Le Tribunal Administratif de Dijon a rejeté comme manifestement irrecevable la requête de M. et Mme A... dirigée contre un permis de construire délivré par la maire de Ternant. Les requérants n'ont pas justifié, malgré une invitation du greffe, avoir notifié leur recours à l'auteur de la décision et au titulaire de l'autorisation dans le délai de quinze jours, comme l'exige l'article R. 600-1 du code de l'urbanisme. Cette omission entraîne l'irrecevabilité de leur requête en application de l'article R. 222-1 du code de justice administrative.
Texte intégral
Vu la procédure suivante :
Par une requête enregistrée le 22 septembre 2025, M. et Mme A... demandent au tribunal d’annuler l’arrêté de permis de construire délivré le 28 avril 2025 par la maire de Ternant à M. B... pour la construction d’un hangar à usage de stockage de fourrage et d’engins agricoles.
Par lettre du 16 octobre 2025, le greffe du tribunal a invité les requérants à justifier de l’accomplissement de la formalité prescrite par l’article R. 600-1 du code de l’urbanisme.

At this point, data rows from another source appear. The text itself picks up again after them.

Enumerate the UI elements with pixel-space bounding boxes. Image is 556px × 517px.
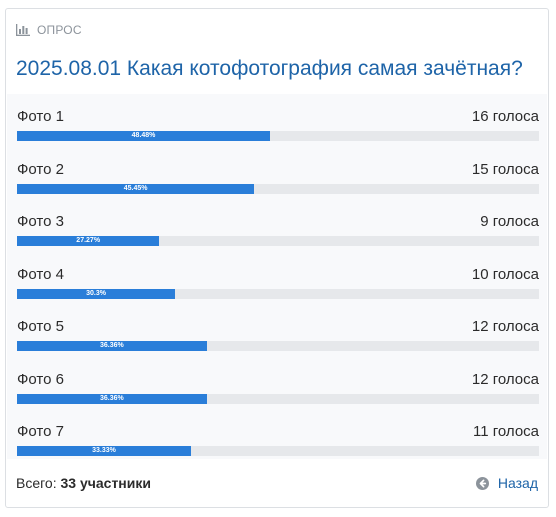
poll-option[interactable]: Фото 5 12 голоса 36.36% [17, 309, 539, 354]
poll-footer: Всего: 33 участники Назад [16, 475, 538, 495]
option-percent: 48.48% [131, 132, 156, 139]
poll-option[interactable]: Фото 7 11 голоса 33.33% [17, 414, 539, 459]
option-votes: 11 голоса [473, 423, 539, 440]
poll-option[interactable]: Фото 4 10 голоса 30.3% [17, 257, 539, 302]
option-label: Фото 5 [17, 318, 64, 335]
poll-tag: ОПРОС [37, 23, 82, 37]
option-percent: 36.36% [100, 395, 124, 402]
option-votes: 12 голоса [471, 318, 539, 335]
option-bar-fill: 30.3% [17, 289, 176, 299]
option-votes: 9 голоса [480, 213, 539, 230]
poll-option[interactable]: Фото 1 16 голоса 48.48% [17, 99, 539, 144]
option-bar-track: 30.3% [17, 289, 539, 299]
option-label: Фото 1 [17, 108, 64, 125]
poll-option[interactable]: Фото 6 12 голоса 36.36% [17, 362, 539, 407]
option-percent: 27.27% [76, 237, 101, 244]
option-bar-fill: 27.27% [17, 236, 160, 246]
back-label: Назад [497, 475, 538, 491]
option-label: Фото 6 [17, 371, 64, 388]
option-bar-fill: 33.33% [17, 446, 191, 456]
option-percent: 33.33% [92, 447, 116, 454]
option-percent: 30.3% [86, 290, 106, 297]
option-label: Фото 2 [17, 161, 64, 178]
option-label: Фото 7 [17, 423, 64, 440]
option-bar-track: 45.45% [17, 184, 539, 194]
option-bar-track: 36.36% [17, 394, 539, 404]
arrow-left-circle-icon [475, 476, 489, 490]
poll-options: Фото 1 16 голоса 48.48% Фото 2 15 голоса… [7, 94, 547, 459]
option-bar-track: 48.48% [17, 131, 539, 141]
total-value: 33 участники [60, 475, 151, 491]
option-votes: 16 голоса [471, 108, 539, 125]
poll-header: ОПРОС [16, 22, 82, 38]
bar-chart-icon [16, 24, 30, 36]
option-votes: 15 голоса [471, 161, 539, 178]
poll-option[interactable]: Фото 2 15 голоса 45.45% [17, 152, 539, 197]
poll-option[interactable]: Фото 3 9 голоса 27.27% [17, 204, 539, 249]
option-bar-fill: 36.36% [17, 341, 207, 351]
total-label: Всего: [16, 475, 57, 491]
back-link[interactable]: Назад [475, 475, 538, 491]
option-votes: 12 голоса [471, 371, 539, 388]
option-bar-fill: 48.48% [17, 131, 271, 141]
option-label: Фото 3 [17, 213, 64, 230]
option-bar-track: 33.33% [17, 446, 539, 456]
option-percent: 36.36% [100, 342, 124, 349]
poll-title: 2025.08.01 Какая котофотография самая за… [16, 57, 523, 80]
option-bar-track: 27.27% [17, 236, 539, 246]
option-bar-fill: 45.45% [17, 184, 255, 194]
poll-card: ОПРОС 2025.08.01 Какая котофотография са… [5, 8, 549, 508]
option-votes: 10 голоса [471, 266, 539, 283]
option-bar-track: 36.36% [17, 341, 539, 351]
option-percent: 45.45% [123, 185, 148, 192]
poll-total: Всего: 33 участники [16, 475, 151, 491]
option-label: Фото 4 [17, 266, 64, 283]
option-bar-fill: 36.36% [17, 394, 207, 404]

Vu les autres pièces du dossier.
Vu :
- le code de l’urbanisme ;
- le code de justice administrative.
Considérant ce qui suit :
1. Aux termes de l’article R. 222-1 du code de justice administrative : « (…) les présidents de formation de jugement des tribunaux (…) peuvent, par ordonnance : (…) / 4º Rejeter les requêtes manifestement irrecevables, lorsque la juridiction n'est pas tenue d'inviter leur auteur à les régulariser ou qu'elles n'ont pas été régularisées à l'expiration du délai imparti par une demande en ce sens ; (…) ».

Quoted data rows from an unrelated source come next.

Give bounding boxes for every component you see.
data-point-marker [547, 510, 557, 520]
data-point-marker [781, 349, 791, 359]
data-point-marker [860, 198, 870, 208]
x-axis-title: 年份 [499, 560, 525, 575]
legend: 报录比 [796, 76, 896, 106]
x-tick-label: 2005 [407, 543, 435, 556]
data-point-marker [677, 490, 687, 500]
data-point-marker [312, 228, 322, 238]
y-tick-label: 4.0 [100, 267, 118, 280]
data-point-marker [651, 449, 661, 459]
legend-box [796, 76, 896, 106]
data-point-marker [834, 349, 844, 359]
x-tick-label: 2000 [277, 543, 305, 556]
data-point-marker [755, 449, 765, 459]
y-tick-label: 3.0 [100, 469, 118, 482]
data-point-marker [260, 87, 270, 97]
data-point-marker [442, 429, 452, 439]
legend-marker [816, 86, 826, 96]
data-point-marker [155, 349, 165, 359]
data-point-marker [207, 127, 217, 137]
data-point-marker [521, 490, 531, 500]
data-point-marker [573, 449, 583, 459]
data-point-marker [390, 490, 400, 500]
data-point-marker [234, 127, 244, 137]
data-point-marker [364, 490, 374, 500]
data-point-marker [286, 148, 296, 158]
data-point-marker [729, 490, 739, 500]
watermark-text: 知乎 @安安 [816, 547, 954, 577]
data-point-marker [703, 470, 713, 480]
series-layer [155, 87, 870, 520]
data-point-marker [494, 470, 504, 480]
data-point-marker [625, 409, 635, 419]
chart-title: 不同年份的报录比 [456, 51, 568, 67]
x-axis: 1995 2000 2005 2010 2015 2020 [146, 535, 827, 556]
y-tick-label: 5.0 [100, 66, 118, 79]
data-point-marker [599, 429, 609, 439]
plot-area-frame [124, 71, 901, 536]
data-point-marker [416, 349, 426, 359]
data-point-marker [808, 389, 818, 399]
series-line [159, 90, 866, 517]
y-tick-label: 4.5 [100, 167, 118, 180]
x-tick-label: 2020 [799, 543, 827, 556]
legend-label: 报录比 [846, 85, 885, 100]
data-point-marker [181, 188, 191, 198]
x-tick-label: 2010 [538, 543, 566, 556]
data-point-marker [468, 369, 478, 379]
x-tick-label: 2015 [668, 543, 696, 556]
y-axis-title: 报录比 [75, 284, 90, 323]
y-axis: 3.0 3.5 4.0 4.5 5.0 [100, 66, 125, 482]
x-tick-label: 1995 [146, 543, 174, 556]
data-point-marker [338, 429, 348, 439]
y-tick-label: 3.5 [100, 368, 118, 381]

2. Aux termes de l’article R. 600-1 du code de l’urbanisme : « En cas de déféré du préfet ou de recours contentieux à l’encontre d’un certificat d’urbanisme, ou d’une décision relative à l’occupation ou l’utilisation du sol régie par le présent code, le préfet ou l’auteur du recours est tenu, à peine d’irrecevabilité, de notifier son recours à l’auteur de la décision et au titulaire de l’autorisation. (…) L’auteur d’un recours administratif est également tenu de le notifier à peine d’irrecevabilité du recours contentieux qu’il pourrait intenter ultérieurement en cas de rejet du recours administratif. / La notification prévue au précédent alinéa doit intervenir par lettre recommandée avec accusé de réception, dans un délai de quinze jours francs à compter du dépôt du déféré ou du recours. / La notification du recours à l’auteur de la décision et, s’il y a lieu, au titulaire de l’autorisation est réputée accomplie à la date d’envoi de la lettre recommandée avec accusé de réception. Cette date est établie par le certificat de dépôt de la lettre recommandée auprès des services postaux. / Les dispositions du présent article ne sont pas applicables en cas de contestation d’un permis modificatif, d’une décision modificative ou d’une mesure de régularisation dans les conditions prévues par l’article L. 600-5-2 ».
3. Les requérants ont été dûment invités, par une lettre dématérialisée du greffe du tribunal du 16 octobre 2025 à justifier, à peine d’irrecevabilité, de l’accomplissement de la formalité prescrite par l’article R. 600-1 du code de l’urbanisme. Ils n’ont toutefois produit, dans le délai de quinze jours qui leur était imparti, aucun document attestant de la notification de leur requête à la commune de Ternant et à M. B..., respectivement, auteur et bénéficiaire du permis de construire attaqué. Cette requête est dès lors manifestement irrecevable et doit être rejetée selon la modalité prévue par l’article R. 222-1 précité du code de justice administrative.
O R D O N N E:
Article 1er : La requête est rejetée.
Article 2 : La présente ordonnance sera notifiée à M. et Mme A....
Fait à Dijon, le 9 janvier 2026.
Le président,
O. Rousset
La République mande et ordonne à la préfète de la Nièvre, en ce qui la concerne, ou à tous commissaires de justice à ce requis, en ce qui concerne les voies de droit commun contre les parties privées, de pourvoir à l’exécution de la présente décision.